Philippines’ Duterte offers to host world summit on human rights amid notorious ‘war on drugs’
The Filipino strongman told a news conference, held at the Asia-Pacific Economic Cooperation meeting in Vietnam, that the summit should focus on human-rights violations not just in the Philippines, but across the world.
“Let’s have a summit of how we can protect human rights for all [of the] human race,” Duterte said late on Thursday, following a meeting with the Filipino community in Vietnam. “What makes the death of people in the Philippines more important than the rest of the children in the world that were massacred and killed?”
“Let us investigate all violations of human rights committed by all governments,” Duterte said, as cited by Manila Bulletin. When asked if he would invite the United Nations to the summit, the Filipino leader said he would rather opt for lawyers and health experts. “I’m more comfortable with a panel of lawyers because they will understand the legal implications. And maybe experts in the science of medicine and the destruction of the human body.”
Duterte said he also planned to invite United Nations human rights expert Agnes Callamard, and question her “obsession” with his drug war, while neglecting to address cases of violence in the Middle East.
Last December, the Duterte administration said Callamard was welcome to visit the country and conduct a probe into human-rights violations only if she agreed to meet several conditions, including allowing the president to ask her questions during a public debate. Callamard refused, but turned up in an unofficial capacity in Manila last May.

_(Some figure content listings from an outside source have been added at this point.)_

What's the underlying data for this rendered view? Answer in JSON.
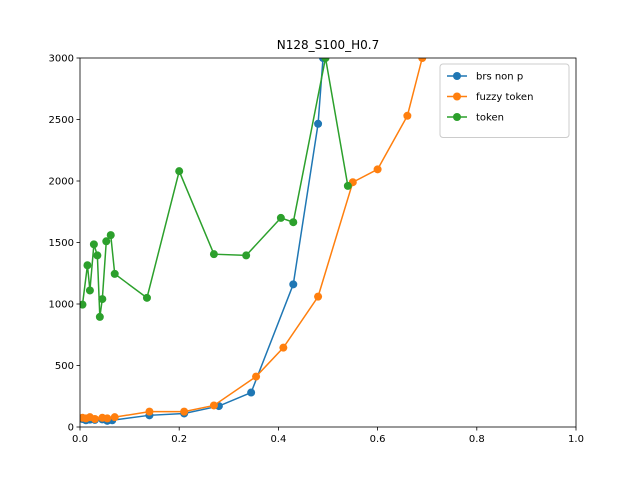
{
  "chart_data": {
    "type": "line",
    "title": "N128_S100_H0.7",
    "xlabel": "",
    "ylabel": "",
    "xlim": [
      0,
      1
    ],
    "ylim": [
      0,
      3000
    ],
    "grid": false,
    "legend_position": "top-right",
    "x_ticks": [
      "0.0",
      "0.2",
      "0.4",
      "0.6",
      "0.8",
      "1.0"
    ],
    "y_ticks": [
      "0",
      "500",
      "1000",
      "1500",
      "2000",
      "2500",
      "3000"
    ],
    "series": [
      {
        "name": "brs non p",
        "color": "#1f77b4",
        "points": [
          [
            0.005,
            65
          ],
          [
            0.012,
            55
          ],
          [
            0.02,
            60
          ],
          [
            0.03,
            58
          ],
          [
            0.045,
            62
          ],
          [
            0.055,
            50
          ],
          [
            0.065,
            55
          ],
          [
            0.14,
            95
          ],
          [
            0.21,
            110
          ],
          [
            0.28,
            170
          ],
          [
            0.345,
            280
          ],
          [
            0.43,
            1160
          ],
          [
            0.48,
            2465
          ],
          [
            0.49,
            3000
          ]
        ]
      },
      {
        "name": "fuzzy token",
        "color": "#ff7f0e",
        "points": [
          [
            0.005,
            75
          ],
          [
            0.012,
            70
          ],
          [
            0.02,
            80
          ],
          [
            0.03,
            65
          ],
          [
            0.045,
            75
          ],
          [
            0.055,
            70
          ],
          [
            0.07,
            80
          ],
          [
            0.14,
            125
          ],
          [
            0.21,
            125
          ],
          [
            0.27,
            175
          ],
          [
            0.355,
            410
          ],
          [
            0.41,
            645
          ],
          [
            0.48,
            1060
          ],
          [
            0.55,
            1990
          ],
          [
            0.6,
            2095
          ],
          [
            0.66,
            2530
          ],
          [
            0.69,
            3000
          ]
        ]
      },
      {
        "name": "token",
        "color": "#2ca02c",
        "points": [
          [
            0.005,
            995
          ],
          [
            0.015,
            1315
          ],
          [
            0.02,
            1110
          ],
          [
            0.028,
            1485
          ],
          [
            0.035,
            1395
          ],
          [
            0.04,
            895
          ],
          [
            0.045,
            1040
          ],
          [
            0.053,
            1510
          ],
          [
            0.062,
            1560
          ],
          [
            0.07,
            1245
          ],
          [
            0.135,
            1050
          ],
          [
            0.2,
            2080
          ],
          [
            0.27,
            1405
          ],
          [
            0.335,
            1395
          ],
          [
            0.405,
            1700
          ],
          [
            0.43,
            1665
          ],
          [
            0.495,
            3000
          ],
          [
            0.54,
            1960
          ]
        ]
      }
    ]
  }
}
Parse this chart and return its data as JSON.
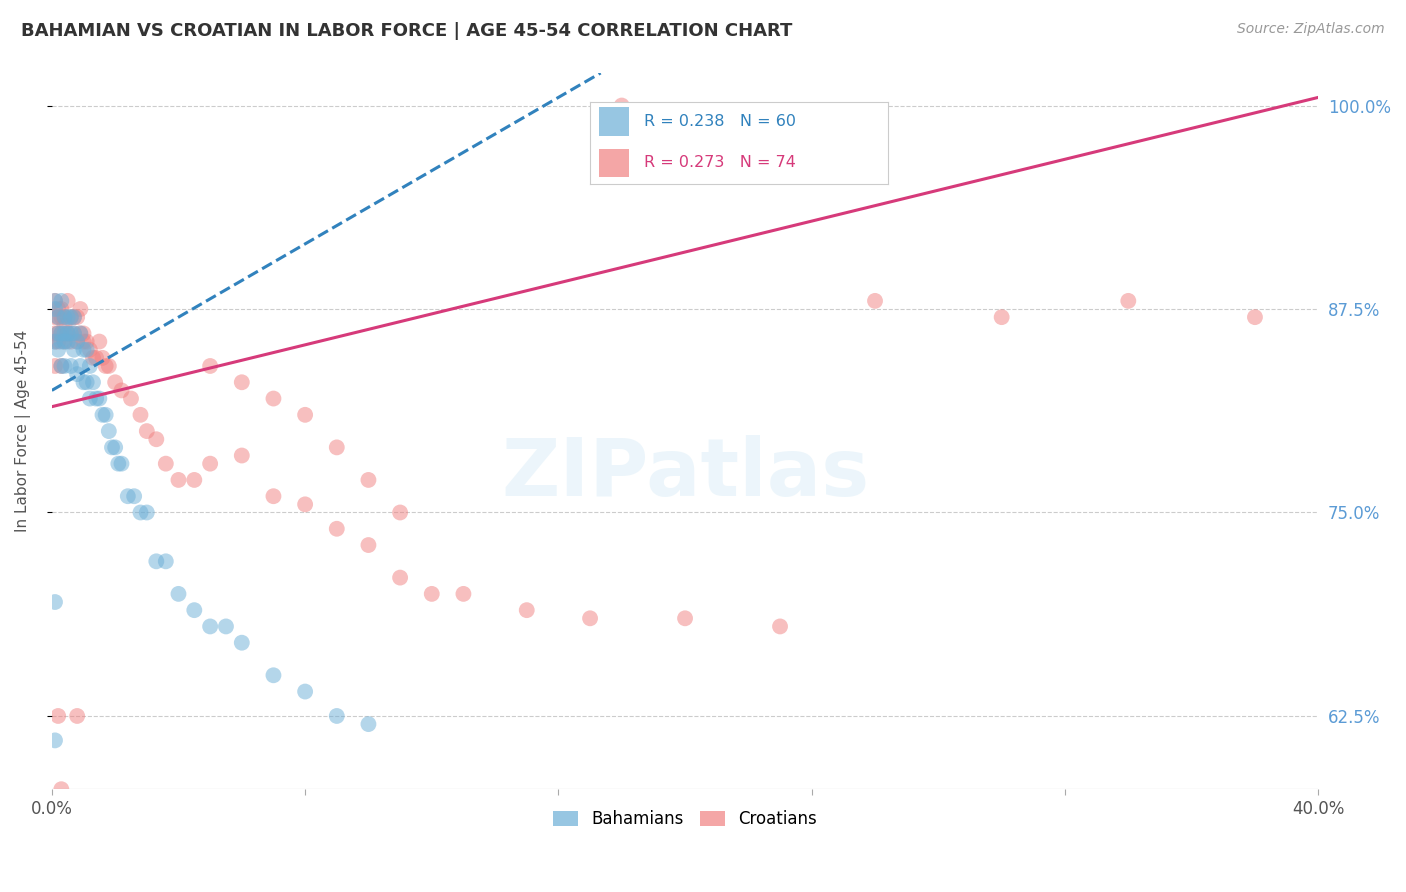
{
  "title": "BAHAMIAN VS CROATIAN IN LABOR FORCE | AGE 45-54 CORRELATION CHART",
  "source": "Source: ZipAtlas.com",
  "ylabel": "In Labor Force | Age 45-54",
  "xlim": [
    0.0,
    0.4
  ],
  "ylim": [
    0.58,
    1.02
  ],
  "yticks": [
    0.625,
    0.75,
    0.875,
    1.0
  ],
  "ytick_labels": [
    "62.5%",
    "75.0%",
    "87.5%",
    "100.0%"
  ],
  "xticks": [
    0.0,
    0.08,
    0.16,
    0.24,
    0.32,
    0.4
  ],
  "xtick_labels": [
    "0.0%",
    "",
    "",
    "",
    "",
    "40.0%"
  ],
  "bahamian_R": 0.238,
  "bahamian_N": 60,
  "croatian_R": 0.273,
  "croatian_N": 74,
  "bahamian_color": "#6baed6",
  "croatian_color": "#f08080",
  "bahamian_line_color": "#3182bd",
  "croatian_line_color": "#d63a7a",
  "background_color": "#ffffff",
  "grid_color": "#cccccc",
  "title_color": "#333333",
  "right_tick_color": "#5b9bd5",
  "bahamian_x": [
    0.001,
    0.001,
    0.001,
    0.002,
    0.002,
    0.002,
    0.003,
    0.003,
    0.003,
    0.003,
    0.004,
    0.004,
    0.004,
    0.004,
    0.005,
    0.005,
    0.005,
    0.006,
    0.006,
    0.006,
    0.007,
    0.007,
    0.007,
    0.008,
    0.008,
    0.009,
    0.009,
    0.01,
    0.01,
    0.011,
    0.011,
    0.012,
    0.012,
    0.013,
    0.014,
    0.015,
    0.016,
    0.017,
    0.018,
    0.019,
    0.02,
    0.021,
    0.022,
    0.024,
    0.026,
    0.028,
    0.03,
    0.033,
    0.036,
    0.04,
    0.045,
    0.05,
    0.055,
    0.06,
    0.07,
    0.08,
    0.09,
    0.1,
    0.001,
    0.001
  ],
  "bahamian_y": [
    0.88,
    0.855,
    0.875,
    0.87,
    0.85,
    0.86,
    0.86,
    0.84,
    0.88,
    0.855,
    0.855,
    0.87,
    0.84,
    0.86,
    0.86,
    0.87,
    0.855,
    0.84,
    0.87,
    0.86,
    0.85,
    0.86,
    0.87,
    0.835,
    0.855,
    0.84,
    0.86,
    0.83,
    0.85,
    0.83,
    0.85,
    0.82,
    0.84,
    0.83,
    0.82,
    0.82,
    0.81,
    0.81,
    0.8,
    0.79,
    0.79,
    0.78,
    0.78,
    0.76,
    0.76,
    0.75,
    0.75,
    0.72,
    0.72,
    0.7,
    0.69,
    0.68,
    0.68,
    0.67,
    0.65,
    0.64,
    0.625,
    0.62,
    0.695,
    0.61
  ],
  "croatian_x": [
    0.001,
    0.001,
    0.001,
    0.002,
    0.002,
    0.002,
    0.003,
    0.003,
    0.003,
    0.003,
    0.004,
    0.004,
    0.004,
    0.005,
    0.005,
    0.005,
    0.006,
    0.006,
    0.007,
    0.007,
    0.008,
    0.008,
    0.009,
    0.009,
    0.01,
    0.01,
    0.011,
    0.012,
    0.013,
    0.014,
    0.015,
    0.016,
    0.017,
    0.018,
    0.02,
    0.022,
    0.025,
    0.028,
    0.03,
    0.033,
    0.036,
    0.04,
    0.045,
    0.05,
    0.06,
    0.07,
    0.08,
    0.09,
    0.1,
    0.11,
    0.12,
    0.13,
    0.15,
    0.17,
    0.2,
    0.23,
    0.26,
    0.3,
    0.34,
    0.38,
    0.001,
    0.001,
    0.002,
    0.05,
    0.06,
    0.07,
    0.08,
    0.09,
    0.1,
    0.11,
    0.008,
    0.002,
    0.003,
    0.18
  ],
  "croatian_y": [
    0.87,
    0.86,
    0.88,
    0.87,
    0.855,
    0.86,
    0.87,
    0.84,
    0.86,
    0.875,
    0.865,
    0.87,
    0.855,
    0.86,
    0.88,
    0.86,
    0.87,
    0.855,
    0.87,
    0.86,
    0.855,
    0.87,
    0.86,
    0.875,
    0.855,
    0.86,
    0.855,
    0.85,
    0.845,
    0.845,
    0.855,
    0.845,
    0.84,
    0.84,
    0.83,
    0.825,
    0.82,
    0.81,
    0.8,
    0.795,
    0.78,
    0.77,
    0.77,
    0.78,
    0.785,
    0.76,
    0.755,
    0.74,
    0.73,
    0.71,
    0.7,
    0.7,
    0.69,
    0.685,
    0.685,
    0.68,
    0.88,
    0.87,
    0.88,
    0.87,
    0.855,
    0.84,
    0.875,
    0.84,
    0.83,
    0.82,
    0.81,
    0.79,
    0.77,
    0.75,
    0.625,
    0.625,
    0.58,
    1.0
  ],
  "bah_line_x0": 0.0,
  "bah_line_y0": 0.825,
  "bah_line_x1": 0.16,
  "bah_line_y1": 1.005,
  "cro_line_x0": 0.0,
  "cro_line_y0": 0.815,
  "cro_line_x1": 0.4,
  "cro_line_y1": 1.005
}
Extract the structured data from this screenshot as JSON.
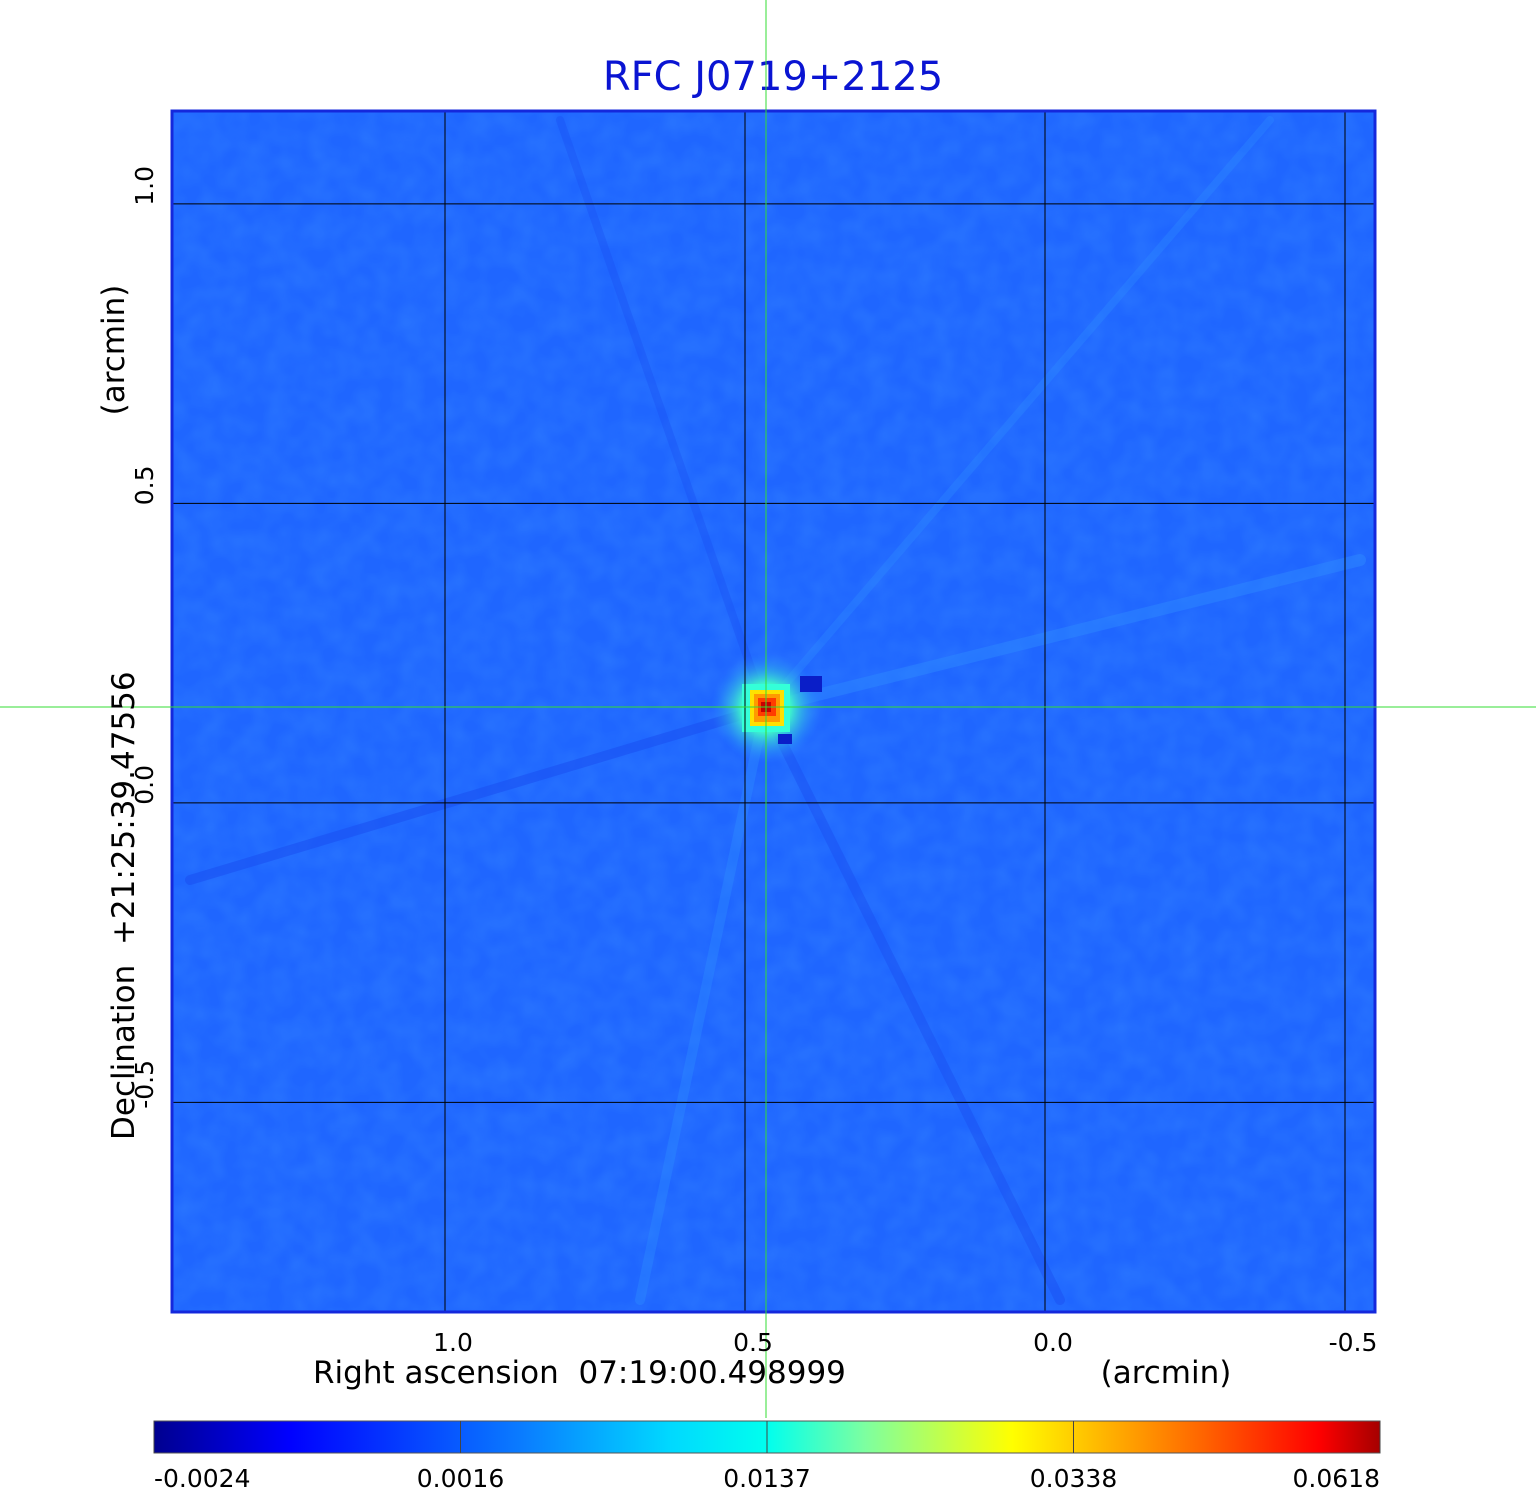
{
  "chart_data": {
    "type": "heatmap",
    "title": "RFC J0719+2125",
    "xlabel": "Right ascension  07:19:00.498999",
    "xunit": "(arcmin)",
    "ylabel": "Declination  +21:25:39.47556",
    "yunit": "(arcmin)",
    "xlim": [
      1.455,
      -0.55
    ],
    "ylim": [
      -0.85,
      1.155
    ],
    "xticks": [
      {
        "value": 1.0,
        "label": "1.0"
      },
      {
        "value": 0.5,
        "label": "0.5"
      },
      {
        "value": 0.0,
        "label": "0.0"
      },
      {
        "value": -0.5,
        "label": "-0.5"
      }
    ],
    "yticks": [
      {
        "value": 1.0,
        "label": "1.0"
      },
      {
        "value": 0.5,
        "label": "0.5"
      },
      {
        "value": 0.0,
        "label": "0.0"
      },
      {
        "value": -0.5,
        "label": "-0.5"
      }
    ],
    "grid": true,
    "crosshair": {
      "x": 0.465,
      "y": 0.16,
      "color": "#33dd33"
    },
    "source_peak": {
      "x": 0.465,
      "y": 0.16,
      "value": 0.0618
    },
    "colorbar": {
      "colormap": "jet",
      "tick_labels": [
        "-0.0024",
        "0.0016",
        "0.0137",
        "0.0338",
        "0.0618"
      ],
      "min": -0.0024,
      "max": 0.0618
    },
    "colors": {
      "title": "#0a14d2",
      "frame": "#1428dc",
      "background_field": "#1f66ff",
      "grid": "#000000"
    }
  }
}
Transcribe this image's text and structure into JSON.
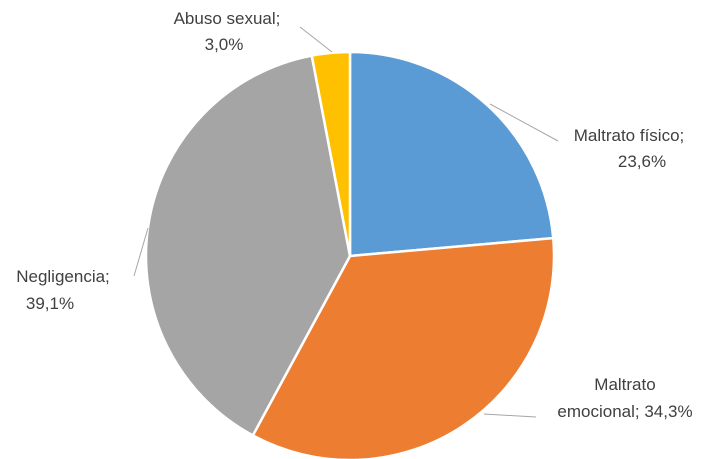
{
  "chart_data": {
    "type": "pie",
    "title": "",
    "start_angle_deg": 0,
    "direction": "clockwise",
    "legend": "none",
    "slices": [
      {
        "label": "Maltrato  físico",
        "value": 23.6,
        "display": "23,6%",
        "color": "#5b9bd5",
        "text_lines": [
          "Maltrato  físico;",
          "23,6%"
        ]
      },
      {
        "label": "Maltrato emocional",
        "value": 34.3,
        "display": "34,3%",
        "color": "#ed7d31",
        "text_lines": [
          "Maltrato",
          "emocional; 34,3%"
        ]
      },
      {
        "label": "Negligencia",
        "value": 39.1,
        "display": "39,1%",
        "color": "#a5a5a5",
        "text_lines": [
          "Negligencia;",
          "39,1%"
        ]
      },
      {
        "label": "Abuso sexual",
        "value": 3.0,
        "display": "3,0%",
        "color": "#ffc000",
        "text_lines": [
          "Abuso sexual;",
          "3,0%"
        ]
      }
    ]
  }
}
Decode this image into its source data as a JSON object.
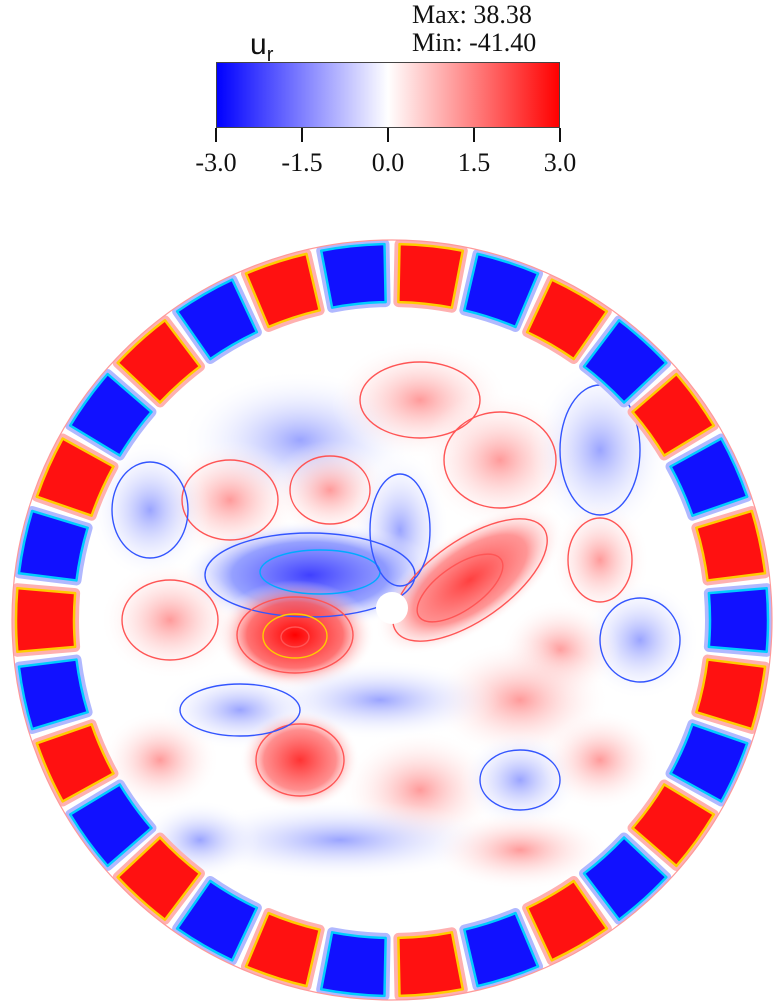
{
  "legend": {
    "variable": "u",
    "subscript": "r",
    "max_text": "Max: 38.38",
    "min_text": "Min: -41.40",
    "ticks": [
      "-3.0",
      "-1.5",
      "0.0",
      "1.5",
      "3.0"
    ],
    "range": [
      -3.0,
      3.0
    ],
    "colormap": [
      "#0000ff",
      "#ffffff",
      "#ff0000"
    ]
  },
  "field": {
    "quantity": "radial velocity contour",
    "positive_color": "#ff1111",
    "negative_color": "#1111ff",
    "contour_colors": [
      "#3355ff",
      "#00aaff",
      "#ff5555",
      "#ffcc00"
    ]
  }
}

Duterte, who came to power on the back of his promise to defeat drug lords and prevent his country from devolving into a ‘narco-state,’ admitted in August that his nation had failed to fix the Philippines’ drug problem due to lack of equipment, difficult terrain, and the brevity of his presidential term.
Duterte has long been under fire for alleged human-rights violations in his war on drugs. Filipino security forces and “unidentified gunmen” have killed over 7,000 suspected drug users and dealers since July 1, 2016, including at least 3,116 killings by police, Human Rights Watch said in July, citing government data.